İstanbul ıs a city of neighborhoods, and we are staying with our friends in their apartment in an interesting part of the city where many Jews, Armenians, and Christians live, as well as Turks of course. Our apartment is on the top floor of a 6 floor building – 105 steps and no elevator, so once we leave in the morning we don't return until the evening after we have walked for hours and kilometers – miles it seems.
İt has turned out to be a very interestıng trip for us at this time, to İsrael and Turkey. İn İsrael of course there is the Gaza war, and here in Turkey, there are very high anti İsrael feelings with large demonstrations and emotional speeches by the Turkısh president . We have decided not to tell anyone that we have been in Israel and that we are Jewish, since the atmosphere feels very volatile here. Each night on TV, the news replays the emotional speech by President Erdogan while sitting next to Shimon Peres of İsrael and there are many many news commentators talking about it throughout the day and evening on all of the Turkish news programs.

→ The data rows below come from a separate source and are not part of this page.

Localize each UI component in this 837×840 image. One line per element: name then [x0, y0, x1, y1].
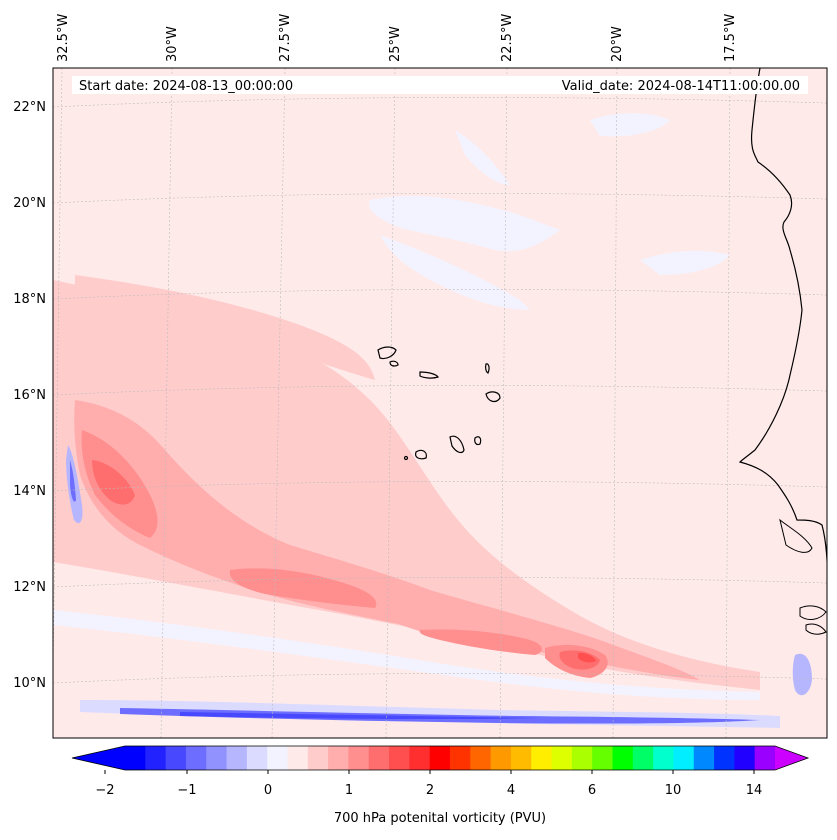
colorbar-segment: [754, 746, 776, 770]
colorbar-segment: [246, 746, 268, 770]
colorbar-segment: [450, 746, 471, 770]
colorbar-segment: [267, 746, 288, 770]
colorbar-segment: [206, 746, 228, 770]
coastline-detail: [805, 623, 827, 635]
colorbar-segment: [226, 746, 248, 770]
colorbar-segment: [470, 746, 492, 770]
valid-date-label: Valid_date: 2024-08-14T11:00:00.00: [562, 79, 800, 94]
colorbar-outline: [71, 745, 810, 771]
coastline: [738, 68, 827, 574]
colorbar-segment: [693, 746, 715, 770]
colorbar-title: 700 hPa potenital vorticity (PVU): [334, 811, 546, 826]
lon-label: 25°W: [388, 26, 403, 62]
colorbar-extend-min: [72, 746, 125, 770]
colorbar-tick-label: 1: [345, 783, 353, 798]
cabo-verde-islands: [377, 346, 501, 461]
colorbar-tick-label: −1: [177, 783, 196, 798]
lat-label: 12°N: [13, 580, 46, 595]
colorbar-segment: [125, 746, 146, 770]
pv-neg-west-core: [70, 460, 76, 502]
colorbar-segment: [368, 746, 390, 770]
colorbar-segment: [348, 746, 370, 770]
graticule: [53, 68, 827, 738]
lat-label: 14°N: [13, 484, 46, 499]
colorbar: [71, 745, 810, 774]
pv-neg-south-strong: [180, 712, 540, 720]
colorbar-segment: [490, 746, 512, 770]
longitude-labels: 32.5°W 30°W 27.5°W 25°W 22.5°W 20°W 17.5…: [56, 14, 738, 62]
colorbar-segment: [592, 746, 613, 770]
pv-neg-patch: [640, 250, 730, 275]
colorbar-segment: [307, 746, 329, 770]
colorbar-segment: [714, 746, 735, 770]
pv-band-05: [53, 280, 760, 690]
colorbar-segment: [673, 746, 695, 770]
pv-neg-south-core: [120, 708, 760, 724]
colorbar-segment: [389, 746, 410, 770]
colorbar-segment: [287, 746, 309, 770]
colorbar-segment: [145, 746, 167, 770]
colorbar-tick-labels: −2 −1 0 1 2 4 6 10 14: [95, 783, 762, 798]
pv-peak: [92, 460, 135, 505]
colorbar-tick-label: 4: [507, 783, 515, 798]
coastline-detail: [799, 605, 827, 620]
pv-neg-patch: [369, 195, 560, 252]
coastline-detail: [779, 518, 813, 553]
colorbar-segment: [571, 746, 593, 770]
colorbar-tick-label: 14: [746, 783, 763, 798]
latitude-labels: 22°N 20°N 18°N 16°N 14°N 12°N 10°N: [13, 100, 46, 691]
colorbar-segment: [632, 746, 654, 770]
colorbar-segment: [551, 746, 573, 770]
pv-band-05: [53, 300, 100, 385]
colorbar-tick-label: 6: [588, 783, 596, 798]
start-date-label: Start date: 2024-08-13_00:00:00: [79, 79, 293, 94]
pv-band-15: [229, 568, 377, 608]
pv-neg-patch: [455, 130, 510, 185]
colorbar-tick-label: 10: [665, 783, 682, 798]
colorbar-segment: [653, 746, 674, 770]
lon-label: 17.5°W: [723, 14, 738, 62]
pv-band-05: [75, 275, 375, 380]
colorbar-segment: [328, 746, 349, 770]
colorbar-extend-max: [775, 746, 808, 770]
date-banner: [72, 76, 808, 94]
colorbar-segment: [429, 746, 451, 770]
pv-band-1: [74, 400, 701, 680]
pv-field: [53, 68, 827, 738]
colorbar-segment: [510, 746, 532, 770]
lon-label: 27.5°W: [278, 14, 293, 62]
lon-label: 32.5°W: [56, 14, 71, 62]
colorbar-tick-label: −2: [95, 783, 114, 798]
lat-label: 10°N: [13, 676, 46, 691]
lon-label: 20°W: [610, 26, 625, 62]
colorbar-segment: [612, 746, 634, 770]
lat-label: 20°N: [13, 196, 46, 211]
colorbar-segment: [409, 746, 431, 770]
colorbar-segment: [734, 746, 756, 770]
pv-neg-east: [792, 653, 812, 696]
pv-band-15: [419, 629, 542, 655]
pv-band-05: [160, 365, 357, 448]
lat-label: 22°N: [13, 100, 46, 115]
lat-label: 16°N: [13, 388, 46, 403]
colorbar-segment: [531, 746, 553, 770]
pv-neg-band: [53, 610, 760, 700]
pv-neg-patch: [590, 113, 670, 137]
map-frame: [52, 67, 828, 739]
lat-label: 18°N: [13, 292, 46, 307]
colorbar-segment: [185, 746, 207, 770]
pv-peak-core: [578, 652, 596, 663]
pv-neg-patch: [380, 235, 530, 310]
lon-label: 22.5°W: [500, 14, 515, 62]
colorbar-tick-label: 0: [264, 783, 272, 798]
colorbar-segment: [165, 746, 187, 770]
lon-label: 30°W: [165, 26, 180, 62]
colorbar-tick-label: 2: [426, 783, 434, 798]
pv-band-1: [390, 613, 600, 653]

Never the less, we do feel comfortable and safe, and we love Turkey as much as we always have. İt continues to have a special place ın our heart. Turks are warm and hospitable people, and we continue to rate it as our favorite place. The food ıs superb, and we eat our way through the day, and then in the evenıng, our friend Taylan has cooked another delicious dinner just as we remember her mother doing more than 48 years ago when we lived ın Ankara. And the desserts – wow! This ıs not a weight loss trip for sure.

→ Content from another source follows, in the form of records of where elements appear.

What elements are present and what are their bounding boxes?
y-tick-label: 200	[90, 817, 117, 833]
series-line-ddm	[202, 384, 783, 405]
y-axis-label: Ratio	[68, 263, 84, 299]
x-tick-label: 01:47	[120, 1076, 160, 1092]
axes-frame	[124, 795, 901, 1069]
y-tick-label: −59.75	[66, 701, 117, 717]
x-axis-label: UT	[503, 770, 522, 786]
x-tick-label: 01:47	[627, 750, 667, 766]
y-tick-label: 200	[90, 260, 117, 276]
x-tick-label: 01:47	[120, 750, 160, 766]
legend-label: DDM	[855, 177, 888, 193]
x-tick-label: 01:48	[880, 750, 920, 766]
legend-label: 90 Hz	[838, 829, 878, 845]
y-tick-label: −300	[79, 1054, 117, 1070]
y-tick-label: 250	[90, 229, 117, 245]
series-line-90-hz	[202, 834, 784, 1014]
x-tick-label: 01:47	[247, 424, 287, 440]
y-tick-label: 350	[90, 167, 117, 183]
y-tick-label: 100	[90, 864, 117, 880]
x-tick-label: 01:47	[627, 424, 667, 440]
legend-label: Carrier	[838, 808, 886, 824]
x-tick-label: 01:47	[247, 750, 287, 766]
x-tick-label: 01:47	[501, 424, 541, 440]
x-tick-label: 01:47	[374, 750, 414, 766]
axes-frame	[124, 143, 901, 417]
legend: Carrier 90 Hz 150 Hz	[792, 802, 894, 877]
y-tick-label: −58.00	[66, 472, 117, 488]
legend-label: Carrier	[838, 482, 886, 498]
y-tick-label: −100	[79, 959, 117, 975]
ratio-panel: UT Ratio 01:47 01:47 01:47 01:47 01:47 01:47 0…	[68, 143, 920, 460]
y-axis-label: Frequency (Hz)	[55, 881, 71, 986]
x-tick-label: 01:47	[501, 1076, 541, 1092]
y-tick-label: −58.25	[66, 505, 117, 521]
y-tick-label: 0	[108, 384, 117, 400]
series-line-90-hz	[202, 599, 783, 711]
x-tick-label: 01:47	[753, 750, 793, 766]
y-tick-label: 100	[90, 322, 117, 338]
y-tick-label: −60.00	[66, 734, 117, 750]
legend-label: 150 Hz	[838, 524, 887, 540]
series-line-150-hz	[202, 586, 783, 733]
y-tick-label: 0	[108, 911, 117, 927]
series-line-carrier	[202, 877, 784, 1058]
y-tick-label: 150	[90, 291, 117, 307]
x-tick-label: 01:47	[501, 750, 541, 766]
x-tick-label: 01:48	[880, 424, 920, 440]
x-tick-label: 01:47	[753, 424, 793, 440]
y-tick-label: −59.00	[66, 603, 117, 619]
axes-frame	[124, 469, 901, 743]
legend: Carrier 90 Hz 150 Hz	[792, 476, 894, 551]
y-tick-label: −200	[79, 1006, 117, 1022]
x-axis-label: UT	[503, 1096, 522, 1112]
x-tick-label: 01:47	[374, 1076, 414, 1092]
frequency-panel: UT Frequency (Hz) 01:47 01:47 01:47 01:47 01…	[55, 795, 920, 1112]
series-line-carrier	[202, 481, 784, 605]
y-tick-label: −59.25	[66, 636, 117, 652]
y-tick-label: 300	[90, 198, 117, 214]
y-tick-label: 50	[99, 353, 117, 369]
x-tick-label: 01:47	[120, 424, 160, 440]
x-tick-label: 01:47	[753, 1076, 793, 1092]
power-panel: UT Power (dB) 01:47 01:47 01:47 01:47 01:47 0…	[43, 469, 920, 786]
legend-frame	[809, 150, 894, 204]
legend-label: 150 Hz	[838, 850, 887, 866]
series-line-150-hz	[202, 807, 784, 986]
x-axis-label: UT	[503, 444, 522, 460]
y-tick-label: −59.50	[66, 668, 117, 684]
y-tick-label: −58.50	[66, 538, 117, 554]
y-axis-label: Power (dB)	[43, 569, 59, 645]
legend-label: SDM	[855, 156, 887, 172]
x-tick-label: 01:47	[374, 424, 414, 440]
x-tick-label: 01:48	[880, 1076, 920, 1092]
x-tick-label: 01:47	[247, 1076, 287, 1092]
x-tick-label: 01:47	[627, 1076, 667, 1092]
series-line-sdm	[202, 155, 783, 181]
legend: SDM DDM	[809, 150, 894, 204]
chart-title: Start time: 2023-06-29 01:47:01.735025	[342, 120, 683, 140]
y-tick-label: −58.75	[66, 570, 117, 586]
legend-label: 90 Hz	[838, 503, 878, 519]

Yesterday we went to a hamam – Turkish bath. When you emerge an hour or so later you are clean – clean – clean, and a bit wıped out after having been scrubbed, massaged, and boiled lıke a lobster in the 115 – 120 degree heat of the hot room. The masseur really worked Peter over while Hinda's masseuse seemed a bit gentler. This hamam was built in 1714 and is very beautiful insıde – all marble. After her bath, Hinda received a gift of black panties, while Peter received nothing but feeling beaten up! İt was lots of fun, felt good and after a few hours of recuperation, we might be willıng to try it again.
We continue to do most of the usual tourist things like visiting Aya Sofia. The Blue Mosque, The İstanbul Modern Art Museum, Topkapi, and many other sights. We have been to some of these before but always find something new to discover.
Today it ıs raining and cold so we will stay inside drinking tea until the weather clears. Back to İsrael in a couple of days. We will write again from there.